# Dynamic relu: Microsoft’s refreshing device may be the best relu improvement | ECCV 2020

Time：2020-11-19

In this paper, a dynamic relu is proposed, which can dynamically adjust the corresponding segmented activation function according to the input. Compared with relu and its variants, only a small amount of extra calculation can bring about significant performance improvement, and can be embedded into the current mainstream model seamlessly

Source: Xiaofei’s algorithm Engineering Notes official account

Paper: dynamic relu

## Introduction

Relu is an important milestone in deep learning. It is simple but powerful and can greatly improve the performance of neural network. At present, there are many improved versions of relu, such as leaky relu and prelu. The final parameters of these improved and original versions are fixed. Therefore, the paper naturally thought that it would be better to adjust the parameters of relu according to the input characteristics.

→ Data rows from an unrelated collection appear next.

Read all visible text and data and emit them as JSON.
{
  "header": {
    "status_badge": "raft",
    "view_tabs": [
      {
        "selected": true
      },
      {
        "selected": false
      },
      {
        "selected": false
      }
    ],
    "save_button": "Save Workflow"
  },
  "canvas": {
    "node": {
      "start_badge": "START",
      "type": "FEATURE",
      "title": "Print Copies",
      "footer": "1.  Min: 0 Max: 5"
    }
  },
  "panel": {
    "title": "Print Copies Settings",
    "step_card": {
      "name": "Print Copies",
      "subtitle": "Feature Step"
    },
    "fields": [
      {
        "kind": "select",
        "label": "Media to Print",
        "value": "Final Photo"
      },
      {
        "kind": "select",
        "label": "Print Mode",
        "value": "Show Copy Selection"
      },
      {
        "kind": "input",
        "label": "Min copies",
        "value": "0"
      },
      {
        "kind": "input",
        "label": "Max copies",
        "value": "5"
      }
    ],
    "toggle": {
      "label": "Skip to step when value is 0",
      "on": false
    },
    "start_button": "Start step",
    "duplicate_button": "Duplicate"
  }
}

Based on the above idea, dynamic relu (Dy relu) is proposed. As shown in Figure 2, dy-relu is a piecewise function $F_ {\ \ theta {(x)}} (x)$, the parameter is obtained by the super function $\ \ theta {(x)}$according to the input $x$. The context of each dimension of the synthetic input of the hyperfunction $\ \ theta (x)$comes from the adaptive activation function $F_ {\ \ theta {(x)}} (x)$, can significantly improve the expression ability of the network with a small amount of extra computation. In addition, this paper provides three forms of dy-relu, which have different sharing mechanisms in spatial location and dimension. Different forms of dy-relu are suitable for different tasks. The paper also verifies that dy-relu has a good improvement in key point recognition and image classification.

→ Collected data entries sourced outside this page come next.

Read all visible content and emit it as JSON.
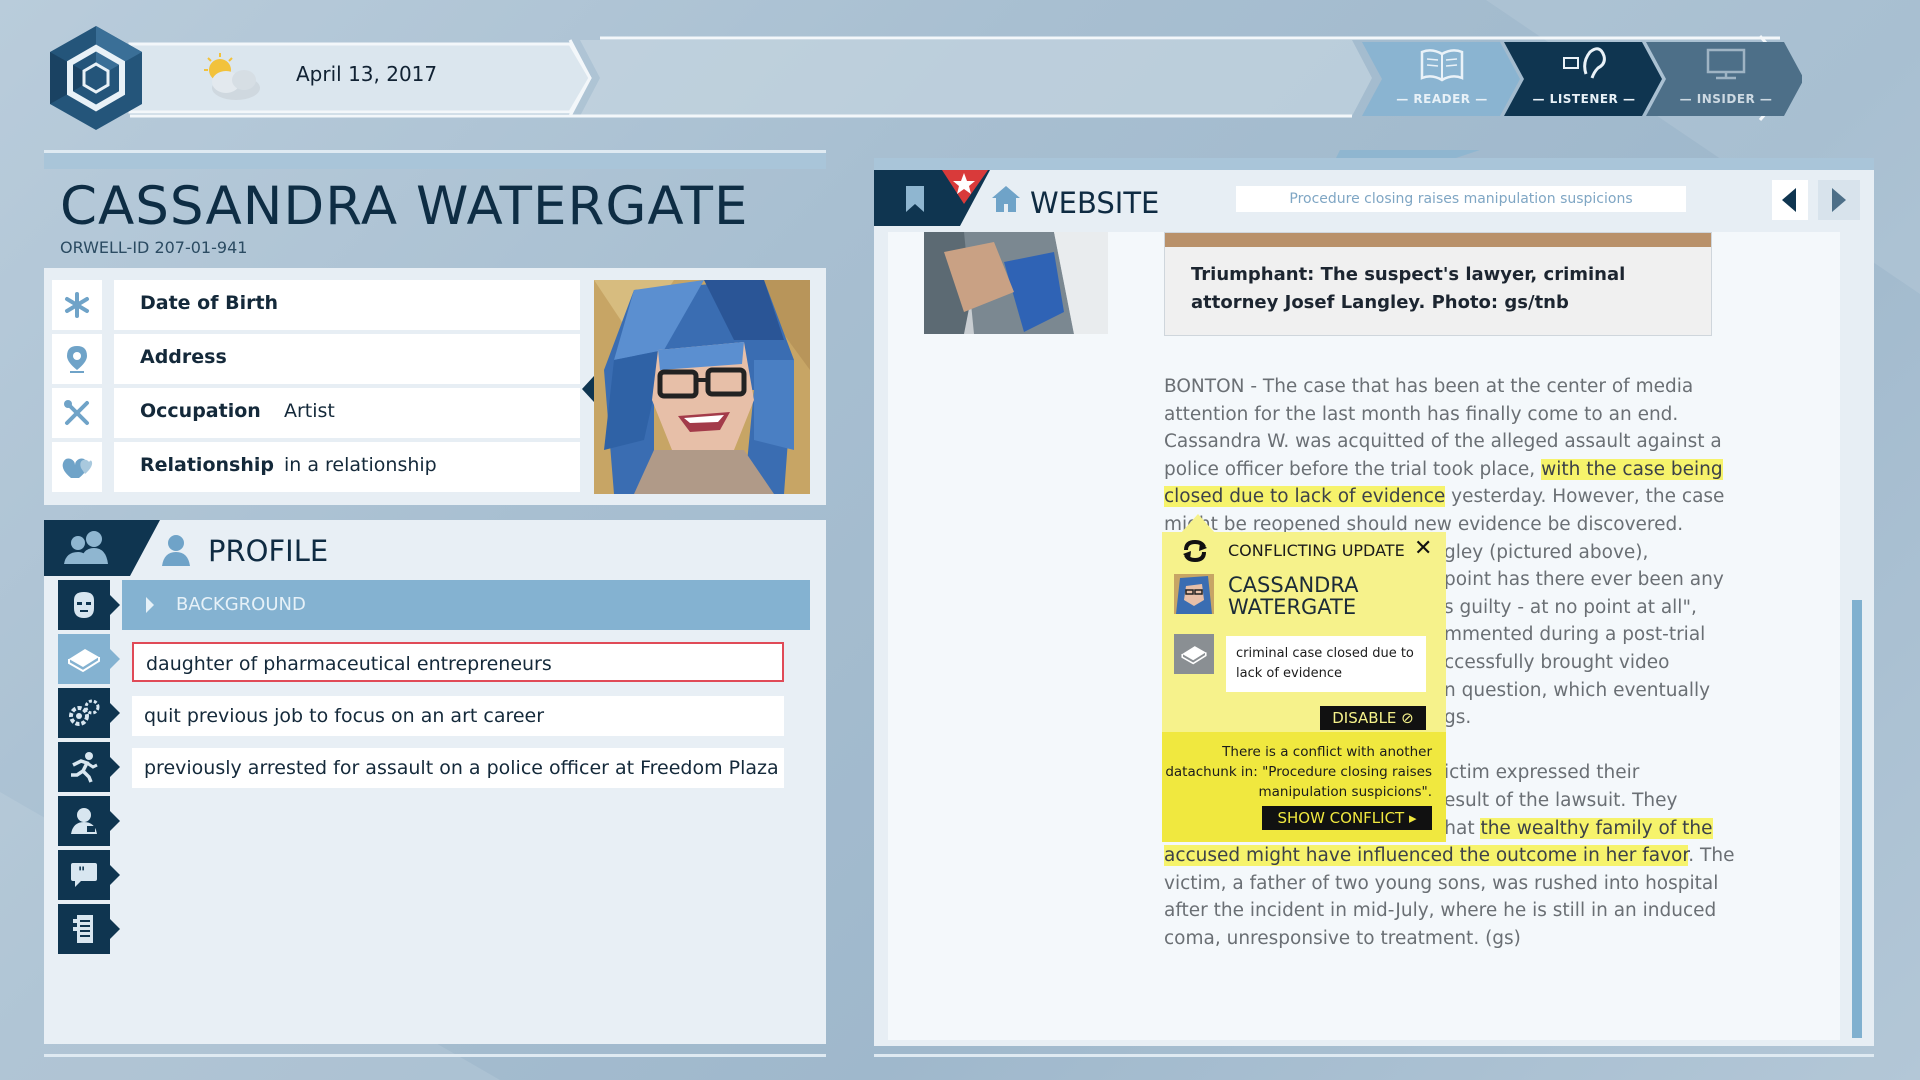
{
  "header": {
    "date": "April 13, 2017",
    "modes": [
      {
        "label": "— READER —",
        "icon": "book-icon"
      },
      {
        "label": "— LISTENER —",
        "icon": "ear-icon"
      },
      {
        "label": "— INSIDER —",
        "icon": "monitor-icon"
      }
    ]
  },
  "person": {
    "name": "CASSANDRA WATERGATE",
    "orwell_id": "ORWELL-ID  207-01-941",
    "fields": [
      {
        "key": "Date of Birth",
        "value": "",
        "icon": "asterisk-icon"
      },
      {
        "key": "Address",
        "value": "",
        "icon": "location-pin-icon"
      },
      {
        "key": "Occupation",
        "value": "Artist",
        "icon": "tools-icon"
      },
      {
        "key": "Relationship",
        "value": "in a relationship",
        "icon": "hearts-icon"
      }
    ]
  },
  "profile": {
    "title": "PROFILE",
    "section": "BACKGROUND",
    "chunks": [
      "daughter of pharmaceutical entrepreneurs",
      "quit previous job to focus on an art career",
      "previously arrested for assault on a police officer at Freedom Plaza"
    ]
  },
  "website": {
    "title": "WEBSITE",
    "search_value": "Procedure closing raises manipulation suspicions",
    "caption": "Triumphant: The suspect's lawyer, criminal attorney Josef Langley. Photo: gs/tnb",
    "lines": [
      {
        "pre": "BONTON - The case that has been at the center of media",
        "hl": "",
        "post": ""
      },
      {
        "pre": "attention for the last month has finally come to an end.",
        "hl": "",
        "post": ""
      },
      {
        "pre": "Cassandra W. was acquitted of the alleged assault against a",
        "hl": "",
        "post": ""
      },
      {
        "pre": "police officer before the trial took place, ",
        "hl": "with the case being",
        "post": ""
      },
      {
        "pre": "",
        "hl": "closed due to lack of evidence",
        "post": " yesterday. However, the case"
      },
      {
        "pre": "might be reopened should new evidence be discovered.",
        "hl": "",
        "post": ""
      },
      {
        "pre": "",
        "hl": "",
        "post": "gley (pictured above),"
      },
      {
        "pre": "",
        "hl": "",
        "post": "point has there ever been any"
      },
      {
        "pre": "",
        "hl": "",
        "post": "s guilty - at no point at all\","
      },
      {
        "pre": "",
        "hl": "",
        "post": "mmented during a post-trial"
      },
      {
        "pre": "",
        "hl": "",
        "post": "ccessfully brought video"
      },
      {
        "pre": "",
        "hl": "",
        "post": "n question, which eventually"
      },
      {
        "pre": "",
        "hl": "",
        "post": "gs."
      },
      {
        "pre": "",
        "hl": "",
        "post": ""
      },
      {
        "pre": "",
        "hl": "",
        "post": "ictim expressed their"
      },
      {
        "pre": "",
        "hl": "",
        "post": "esult of the lawsuit. They"
      },
      {
        "pre": "openly voiced their concerns that ",
        "hl": "the wealthy family of the",
        "post": ""
      },
      {
        "pre": "",
        "hl": "accused might have influenced the outcome in her favor",
        "post": ". The"
      },
      {
        "pre": "victim, a father of two young sons, was rushed into hospital",
        "hl": "",
        "post": ""
      },
      {
        "pre": "after the incident in mid-July, where he is still in an induced",
        "hl": "",
        "post": ""
      },
      {
        "pre": "coma, unresponsive to treatment. (gs)",
        "hl": "",
        "post": ""
      }
    ]
  },
  "conflict": {
    "title": "CONFLICTING UPDATE",
    "close": "✕",
    "name_line1": "CASSANDRA",
    "name_line2": "WATERGATE",
    "chunk": "criminal case closed due to lack of evidence",
    "disable": "DISABLE ⊘",
    "message": "There is a conflict with another datachunk in: \"Procedure closing raises manipulation suspicions\".",
    "show": "SHOW CONFLICT ▸"
  },
  "colors": {
    "accent": "#0f3550",
    "highlight": "#f6f36b",
    "panel": "#e7eef4",
    "selected": "#e04a57"
  }
}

## Definition and Implementation of Dynamic ReLU

The original relu is defined as $y = max \ \ {x, 0 \ \}$, $x$is the input vector, and for the input $C$dimension feature $X_ C$, the activation value is calculated as $y_ c=max\\{x_ c, 0\\}$。 Relu can be expressed as piecewise linear function $y_ c=max_ k\\{a^k_ c x_ c+b^k_ This paper is based on the dynamic input function of$Luc_ C \ \} $adaptive$a ^ k_ c$,$b^k_ c$： Factor$(a ^ k_ c, b^k_ c) $is the output of the hyperfunction$\ \ theta (x) $:$k $is the number of functions,$C $is the number of dimensions, and the activation parameter$(a ^ k_ c, b^k_ c) $is more than$X_ C $is related to$X_ {J \ \ ne C} $. #### Implementation of hyper function$\\theta(x)$In the end, we use a$1.0 to normalize the size of the input layer (1.0 times) to reduce the size of the input layer to 1.0 times- 1 $,$\ \ sigma $are sigmoid functions. The subnet outputs$2kc $elements, corresponding to$a ^ {1: K}_ {1: C} $and$B ^ {1: K}_ The final output is the sum of initial value and residual error

$\ \ alpha ^ k$and $\ \ beta ^ k$are $a ^ K_ C$and $B ^ k_ Initial value of C$, $\ \ lambda_ A$and $\ \ lambda_ B$is the scalar used to control the size of the residual. For the case of $k = 2$, the default parameter is $\ \ alpha ^ 1 = 1$, $\ \ alpha ^ 2 = \ \ beta ^ 1 = \ \ beta ^ 2 = 0$, that is, the original relu, and the default scalar value is $\ \ lambda_ a=1.0$，$\\lambda_ b=0.5$。